A lawyer and survivor of many a legal battle for civil rights, Bartle Bull, filed an affidavit in support of the Justice Department's complaint. He characterized the incident in Philadelphia as "the most blatant form of intimidation I have encountered in my life in political campaigns in many states, even going back to the work I did in Mississippi in the 1960s."

But the Black Panthers didn't even bother to respond to the charges -- as if they were above the law. And maybe they are. Because after a court had ordered a default judgment against them, including one of their national leaders, the Justice Department caved. It dropped all charges against the Panthers except one, and that one was settled with a light tap on the wrist. The department got an injunction forbidding a member of the Panthers, identified as one Samir Shabazz, from brandishing a weapon at a polling place through November 15, 2012. How's that for a tough defense of Americans' right to vote without risking intimidation?

There doesn't seem to be any explanation for this perversion of justice except the Panthers' political pull with this new administration. This case is no longer about the Black Panthers so much as it is about a newly politicized Justice Department. At some point the career lawyers in the Justice Department's civil rights division changed their minds about pressing charges -- or had their minds changed for them. By whom?

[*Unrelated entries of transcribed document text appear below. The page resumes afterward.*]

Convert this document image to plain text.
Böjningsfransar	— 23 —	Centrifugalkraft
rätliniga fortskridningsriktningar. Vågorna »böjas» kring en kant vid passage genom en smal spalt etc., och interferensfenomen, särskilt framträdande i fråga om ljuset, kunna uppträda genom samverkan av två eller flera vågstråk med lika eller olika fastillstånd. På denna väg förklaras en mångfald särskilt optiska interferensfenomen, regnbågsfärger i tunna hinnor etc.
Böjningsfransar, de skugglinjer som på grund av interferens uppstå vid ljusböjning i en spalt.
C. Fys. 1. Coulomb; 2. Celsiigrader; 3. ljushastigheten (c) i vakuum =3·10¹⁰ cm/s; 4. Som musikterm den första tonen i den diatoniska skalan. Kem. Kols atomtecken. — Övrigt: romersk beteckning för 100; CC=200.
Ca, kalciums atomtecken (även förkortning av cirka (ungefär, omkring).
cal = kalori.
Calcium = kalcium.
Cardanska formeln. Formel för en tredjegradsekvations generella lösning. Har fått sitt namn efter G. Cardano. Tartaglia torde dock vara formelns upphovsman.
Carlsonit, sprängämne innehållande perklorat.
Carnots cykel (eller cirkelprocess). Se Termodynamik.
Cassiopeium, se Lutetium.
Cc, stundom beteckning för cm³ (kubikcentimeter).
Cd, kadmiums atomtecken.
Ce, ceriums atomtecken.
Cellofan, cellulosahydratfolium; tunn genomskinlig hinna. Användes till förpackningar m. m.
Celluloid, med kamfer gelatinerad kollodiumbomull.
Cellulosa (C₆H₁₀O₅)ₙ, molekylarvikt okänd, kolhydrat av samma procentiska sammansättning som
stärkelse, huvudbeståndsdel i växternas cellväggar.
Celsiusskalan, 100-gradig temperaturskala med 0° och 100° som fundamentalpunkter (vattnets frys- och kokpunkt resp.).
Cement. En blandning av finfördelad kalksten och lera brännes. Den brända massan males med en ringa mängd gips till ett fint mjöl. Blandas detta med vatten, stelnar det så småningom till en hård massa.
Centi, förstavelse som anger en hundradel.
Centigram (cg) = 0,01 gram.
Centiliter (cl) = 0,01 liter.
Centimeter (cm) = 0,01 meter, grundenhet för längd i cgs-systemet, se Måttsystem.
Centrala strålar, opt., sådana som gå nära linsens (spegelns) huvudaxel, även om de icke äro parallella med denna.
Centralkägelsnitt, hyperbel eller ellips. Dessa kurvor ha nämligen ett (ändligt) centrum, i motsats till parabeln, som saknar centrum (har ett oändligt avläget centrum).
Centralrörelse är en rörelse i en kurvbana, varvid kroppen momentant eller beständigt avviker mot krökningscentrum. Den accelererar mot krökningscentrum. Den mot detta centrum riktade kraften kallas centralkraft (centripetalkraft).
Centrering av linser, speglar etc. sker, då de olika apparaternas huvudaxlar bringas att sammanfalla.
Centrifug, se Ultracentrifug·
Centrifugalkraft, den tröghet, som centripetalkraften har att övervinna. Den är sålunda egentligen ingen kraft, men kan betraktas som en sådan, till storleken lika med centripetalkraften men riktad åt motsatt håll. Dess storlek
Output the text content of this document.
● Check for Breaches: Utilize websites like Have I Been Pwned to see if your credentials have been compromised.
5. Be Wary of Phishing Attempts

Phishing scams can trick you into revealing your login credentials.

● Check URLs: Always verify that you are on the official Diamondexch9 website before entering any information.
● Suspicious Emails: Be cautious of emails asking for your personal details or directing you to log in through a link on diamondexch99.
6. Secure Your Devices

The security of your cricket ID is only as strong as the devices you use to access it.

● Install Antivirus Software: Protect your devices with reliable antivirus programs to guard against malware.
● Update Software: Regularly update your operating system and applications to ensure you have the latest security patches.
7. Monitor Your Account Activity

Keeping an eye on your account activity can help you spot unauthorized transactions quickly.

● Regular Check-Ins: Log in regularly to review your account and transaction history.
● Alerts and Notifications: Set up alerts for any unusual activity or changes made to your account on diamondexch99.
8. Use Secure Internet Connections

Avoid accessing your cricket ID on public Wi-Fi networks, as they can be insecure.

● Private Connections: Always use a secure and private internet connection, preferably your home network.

Why? Those questions need answering. Under oath.

The same voices that once complained about the politicization of the Justice Department under a previous administration have fallen noticeably silent. For once Chuck Schumer, the Senate's senior nudnik, has nothing to say. And the only excuse the Department of Justice offers for its cave-in is that it didn't want to interfere with the Black Panthers' freedom of speech.

That "explanation" is scarcely good law, but it deserves first prize for sheer chutzpah -- even in a city as full of it as Washington, D.C. Shouting racial imprecations at voters, wielding nightsticks, dispatching bully boys in military-looking uniforms to polling places ... all that is now exercising freedom of speech? In America? It sounds more like the kind of electioneering practiced by Iran's supreme leader and holy fraud.

The leading lights of the Democratic Party in and out of Congress may have turned a blind eye to this outrage, but the U.S. Commission on Civil Rights hasn't. In a letter to the attorney general, it has demanded an explanation for this kind "justice" from the Justice Department:

"We believe the Department's defense of its actions thus far undermines respect for rule of law and raises other serious questions about the department's law enforcement decisions."

It sounds as if the commission is getting some subpoenas ready for high Justice Department officials, and it should be. The commission is obliged under law to issue an annual report on some aspect of law enforcement, and at least one of the commissioners -- Todd Gaziano -- has suggested that the Justice Department's kid-glove handling of the Black Panthers be the focus of its 2010 report.

Nothing may actually be done to protect Philadelphia's voters under this administration, but at least there ought to be a full investigation and comprehensive report by somebody official, even if it has to be somebody outside Congress. The record needs to show just how cynical this president and his attorney general can be when it comes to their promises about upholding the rule of law. Not to mention every American voter's right to cast a secret ballot without being harassed.

Why hasn't there been a greater sense outrage, betrayal or just disgust at the administration's handling of this case? My theory: Because none of this comes as a surprise. What else could be expected when The People in their wisdom elect a president of the United States who's a product of Chicago's machine politics?

H. L. Mencken said it: "Democracy is the theory that the common people know what they want and deserve to get it good and hard."